Evreux: Le directeur de la sécurité équipé comme un policier, un syndicat évoque une nouvelle affaire Benalla

D’après certaines photos, le fonctionnaire portait un casque, un spray à la ceinture ainsi qu’un gilet semblable à ceux des forces de l’ordre

Se dirige-t-on, à moindre échelle, vers une nouvelle affaire Benalla ? Quoi qu’il en soit, la mairie d’Evreux ( Eure) est dans l’embarras depuis des révélations concernant l’encadrement d’une manifestation. Un syndicat de police a saisi le parquet de la ville pour dénoncer la présence du directeur de la sécurité de la mairie dans une tenue similaire à celle des forces de l’ordre, selon eux, a-t-on appris ce mercredi de sources concordantes.

« J’ai été saisi sur des faits concernant le directeur de la sécurité à la ville d’Évreux. J’attends de recevoir les éléments par courrier avant d’ouvrir une enquête », a indiqué Dominique Puechmaille, procureure de la République d’Évreux.
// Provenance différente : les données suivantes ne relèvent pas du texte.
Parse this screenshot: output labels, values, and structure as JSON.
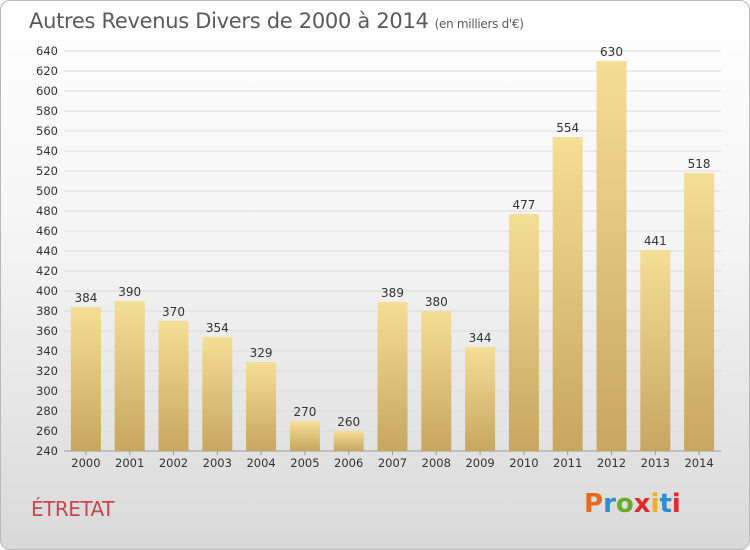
{
  "title": {
    "main": "Autres Revenus Divers de 2000 à 2014",
    "unit": "(en milliers d'€)"
  },
  "location": "ÉTRETAT",
  "logo": {
    "text": "Proxiti",
    "colors": [
      "#e86a1c",
      "#2f8fcf",
      "#6aaa2a",
      "#e2292b",
      "#f0b21c",
      "#2f8fcf",
      "#e2292b"
    ]
  },
  "colors": {
    "bar_top": "#f5de96",
    "bar_bottom": "#c7a660",
    "grid": "#dcdcdc",
    "axis_text": "#333333",
    "title": "#5a5a5a",
    "location": "#c8464e"
  },
  "chart_data": {
    "type": "bar",
    "categories": [
      "2000",
      "2001",
      "2002",
      "2003",
      "2004",
      "2005",
      "2006",
      "2007",
      "2008",
      "2009",
      "2010",
      "2011",
      "2012",
      "2013",
      "2014"
    ],
    "values": [
      384,
      390,
      370,
      354,
      329,
      270,
      260,
      389,
      380,
      344,
      477,
      554,
      630,
      441,
      518
    ],
    "title": "Autres Revenus Divers de 2000 à 2014",
    "subtitle": "(en milliers d'€)",
    "ylim": [
      240,
      640
    ],
    "yticks": [
      240,
      260,
      280,
      300,
      320,
      340,
      360,
      380,
      400,
      420,
      440,
      460,
      480,
      500,
      520,
      540,
      560,
      580,
      600,
      620,
      640
    ],
    "grid": true,
    "data_labels": true
  }
}
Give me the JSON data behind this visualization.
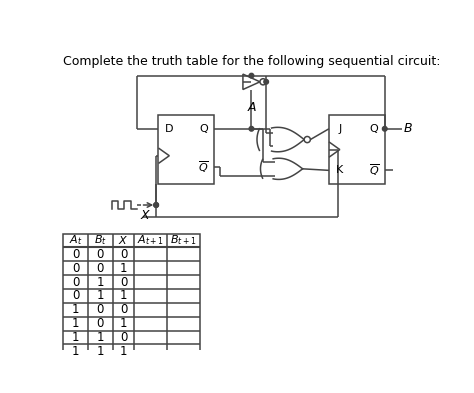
{
  "title": "Complete the truth table for the following sequential circuit:",
  "title_fontsize": 9.0,
  "bg_color": "#ffffff",
  "line_color": "#444444",
  "table": {
    "rows": [
      [
        0,
        0,
        0,
        "",
        ""
      ],
      [
        0,
        0,
        1,
        "",
        ""
      ],
      [
        0,
        1,
        0,
        "",
        ""
      ],
      [
        0,
        1,
        1,
        "",
        ""
      ],
      [
        1,
        0,
        0,
        "",
        ""
      ],
      [
        1,
        0,
        1,
        "",
        ""
      ],
      [
        1,
        1,
        0,
        "",
        ""
      ],
      [
        1,
        1,
        1,
        "",
        ""
      ]
    ]
  }
}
Un casque, un spray à la ceinture et un gilet

La Dépêche d'Évreux, qui a révélé l’affaire, a publié une série de clichés où l’on voit le fonctionnaire de la mairie LR, vêtu d’un casque, portant également un spray à la ceinture et un gilet semblable à ceux des forces de l’ordre. « Serions-nous devant une nouvelle affaire Benalla ? », a réagi dans un communiqué l’Union syndicale professionnelle des policiers municipaux (USPPM) qui a demandé que soit saisie l’Inspection générale de la police nationale (IGPN).
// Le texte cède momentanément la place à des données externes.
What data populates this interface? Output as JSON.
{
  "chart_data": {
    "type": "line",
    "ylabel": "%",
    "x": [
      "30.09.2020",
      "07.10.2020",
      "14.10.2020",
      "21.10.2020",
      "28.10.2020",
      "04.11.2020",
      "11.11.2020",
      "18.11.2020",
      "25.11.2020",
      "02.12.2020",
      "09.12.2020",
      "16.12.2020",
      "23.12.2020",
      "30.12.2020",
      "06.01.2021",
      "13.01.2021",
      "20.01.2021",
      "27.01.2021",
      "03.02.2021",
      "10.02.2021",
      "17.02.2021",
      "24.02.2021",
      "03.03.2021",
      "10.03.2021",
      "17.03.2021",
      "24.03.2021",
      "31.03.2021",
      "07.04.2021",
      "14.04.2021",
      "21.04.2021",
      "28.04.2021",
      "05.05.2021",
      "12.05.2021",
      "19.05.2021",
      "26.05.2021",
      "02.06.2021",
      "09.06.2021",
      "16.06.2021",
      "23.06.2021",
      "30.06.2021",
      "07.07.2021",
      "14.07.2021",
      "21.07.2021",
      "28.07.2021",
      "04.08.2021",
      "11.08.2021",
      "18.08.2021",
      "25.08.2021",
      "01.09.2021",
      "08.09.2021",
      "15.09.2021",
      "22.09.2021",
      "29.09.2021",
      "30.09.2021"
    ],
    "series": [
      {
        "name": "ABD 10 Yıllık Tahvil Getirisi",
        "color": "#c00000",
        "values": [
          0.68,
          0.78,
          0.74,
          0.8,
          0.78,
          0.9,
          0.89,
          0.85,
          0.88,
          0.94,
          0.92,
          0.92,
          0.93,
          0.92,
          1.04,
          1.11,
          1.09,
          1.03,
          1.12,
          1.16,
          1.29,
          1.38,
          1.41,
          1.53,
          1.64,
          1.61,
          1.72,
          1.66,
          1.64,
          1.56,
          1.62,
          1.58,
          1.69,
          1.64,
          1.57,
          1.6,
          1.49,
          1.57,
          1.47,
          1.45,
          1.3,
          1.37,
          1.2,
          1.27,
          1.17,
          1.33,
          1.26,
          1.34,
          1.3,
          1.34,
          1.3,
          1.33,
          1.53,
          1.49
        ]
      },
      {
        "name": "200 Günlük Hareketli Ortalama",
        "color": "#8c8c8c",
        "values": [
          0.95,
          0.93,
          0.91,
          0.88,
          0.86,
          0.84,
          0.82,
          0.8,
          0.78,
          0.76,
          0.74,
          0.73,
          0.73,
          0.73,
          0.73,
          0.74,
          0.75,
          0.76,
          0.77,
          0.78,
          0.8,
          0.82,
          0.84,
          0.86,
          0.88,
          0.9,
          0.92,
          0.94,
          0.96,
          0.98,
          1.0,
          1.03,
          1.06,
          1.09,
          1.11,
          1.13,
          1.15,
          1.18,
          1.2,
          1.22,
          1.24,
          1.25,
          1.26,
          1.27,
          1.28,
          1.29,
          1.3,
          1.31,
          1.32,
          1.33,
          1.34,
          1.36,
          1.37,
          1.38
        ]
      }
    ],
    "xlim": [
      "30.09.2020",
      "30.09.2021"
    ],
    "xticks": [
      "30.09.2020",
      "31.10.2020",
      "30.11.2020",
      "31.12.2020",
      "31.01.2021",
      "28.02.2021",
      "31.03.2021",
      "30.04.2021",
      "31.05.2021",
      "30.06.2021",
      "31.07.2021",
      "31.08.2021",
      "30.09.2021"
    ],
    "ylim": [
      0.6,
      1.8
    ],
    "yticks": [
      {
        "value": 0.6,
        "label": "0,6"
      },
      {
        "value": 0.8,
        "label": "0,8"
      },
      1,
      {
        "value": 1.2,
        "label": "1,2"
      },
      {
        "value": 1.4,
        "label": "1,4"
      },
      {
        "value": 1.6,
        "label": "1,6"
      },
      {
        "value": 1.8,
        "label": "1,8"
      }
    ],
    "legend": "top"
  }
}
Pour Bernard Vellutini, en charge du contentieux à l’USPPM, « sans y être habilité, l’homme est porteur d’une bombe lacrymogène ». Selon lui, les photos ont été prises lors d’une manifestation des Gilets jaunes à Évreux le 26 janvier 2019.

« Aucune légitimité à intervenir »

« Il était muni d’un gel poivre et non d’une bombe lacrymogène », répond Nicolas Gavard Gongallud, adjoint au maire à la sécurité, et « à aucun moment, il n’avait sur lui de sigle police ». « Ce monsieur ne dispose d’aucune légitimité à intervenir dans le domaine de la sécurité publique et du maintien de l’ordre », affirme de son côté l’USPPM dans son courrier transmis au parquet d’Évreux.

« Je ne comprends pas que l’on mette en cause ceux qui ont défendu la ville. Ce jour-là, mes agents ont été obligés de faire du maintien de l’ordre, les agents de la police nationale étant mobilisés ailleurs à ce moment », a fait savoir Nicolas Gavard Gongallud, interrogé par l’AFP.